Por Ollie Watts, el Gordo, ofrecían una suma razonable, y en el fondo de ciertos estanques vivían seres más inteligentes que la mayoría de los prófugos en libertad provisional. Para el Gordo se había establecido una fianza de cincuenta mil dólares, fruto de un malentendido entre Ollie y las fuerzas de la ley y el orden en relación con el verdadero propietario de un Chevy Beretta de 1993, un Mercedes 300 SE de 1990 y unos cuantos deportivos bien equipados que habían llegado a manos de Ollie por vías ilegales.
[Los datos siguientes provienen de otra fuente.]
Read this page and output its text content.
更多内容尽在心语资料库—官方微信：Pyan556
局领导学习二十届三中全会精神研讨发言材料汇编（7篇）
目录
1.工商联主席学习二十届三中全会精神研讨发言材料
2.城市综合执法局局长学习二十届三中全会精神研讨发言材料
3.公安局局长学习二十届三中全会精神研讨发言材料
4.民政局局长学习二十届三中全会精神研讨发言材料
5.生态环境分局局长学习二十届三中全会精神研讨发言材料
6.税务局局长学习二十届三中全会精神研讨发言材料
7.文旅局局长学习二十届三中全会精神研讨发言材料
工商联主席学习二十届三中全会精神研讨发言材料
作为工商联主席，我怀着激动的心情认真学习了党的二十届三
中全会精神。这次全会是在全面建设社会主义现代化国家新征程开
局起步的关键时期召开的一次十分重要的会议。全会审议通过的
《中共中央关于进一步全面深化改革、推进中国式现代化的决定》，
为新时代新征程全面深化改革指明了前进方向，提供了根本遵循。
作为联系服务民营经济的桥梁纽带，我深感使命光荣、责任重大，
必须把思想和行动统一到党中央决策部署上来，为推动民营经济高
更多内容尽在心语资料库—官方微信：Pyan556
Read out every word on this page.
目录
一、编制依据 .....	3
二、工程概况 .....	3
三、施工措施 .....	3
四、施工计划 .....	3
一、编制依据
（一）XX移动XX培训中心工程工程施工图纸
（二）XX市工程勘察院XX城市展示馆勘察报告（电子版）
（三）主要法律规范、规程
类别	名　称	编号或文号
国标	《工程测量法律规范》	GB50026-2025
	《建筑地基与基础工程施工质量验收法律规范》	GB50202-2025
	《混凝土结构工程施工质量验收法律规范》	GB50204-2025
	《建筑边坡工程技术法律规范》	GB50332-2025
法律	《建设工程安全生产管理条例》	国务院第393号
El declive del Gordo empezó cuando un agente con vista de lince, enterado de que la reputación de Ollie no era siquiera una rutilante luz en las tinieblas de un mundo sin ley, vio el Chevy bajo una lona y verificó la matrícula. Era falsa, y Ollie, tras un registro, fue detenido e interrogado. Mantuvo la boca cerrada y, en cuanto consiguió la libertad bajo fianza, lió los bártulos y se echó al monte a fin de evitar ulteriores preguntas acerca de quién había dejado los coches a su cuidado. Se sospechaba que procedían de Salvatore Ferrera, alias «Sonny», hijo de un importante capo. Corrían rumores de que en las últimas semanas se habían deteriorado las relaciones entre padre e hijo, pero nadie explicaba la razón.

– Líos de parentela -como había dicho Benny Low aquel día en su despacho.

– ¿Tiene algo que ver con el Gordo?

– ¿Y yo qué coño sé? ¿Quieres telefonear a Ferrera para preguntárselo?

Examiné a Benny Low. Estaba totalmente calvo y, por lo que yo sabía, se había quedado así a los veintitantos. En su cráneo pelado relucían pequeñas gotas de sudor. Tenía los carrillos rubicundos y la carne le colgaba del mentón y la mandíbula como cera fundida. El reducido despacho, situado sobre una carnicería árabe, olía a moho y sudor. Yo ni siquiera sabía muy bien por qué había aceptado el encargo. Tenía dinero -el dinero del seguro, el dinero de la venta de la casa, e incluso cierta suma en metálico de mi fondo de pensiones-, y Benny Low no iba a hacerme más feliz. Quizás el Gordo era sólo una manera de estar ocupado.

Benny Low tragó saliva ruidosamente.

– ¿Qué pasa? ¿Por qué me miras así?

– Ya me conoces, Benny, ¿no?

– ¿Qué coño quieres decir con eso? Claro que te conozco. ¿Necesitas referencias o qué? -Se echó a reír con poca convicción y extendió sus manos regordetas en un amplio gesto de súplica-. ¿Qué? -repitió con voz vacilante.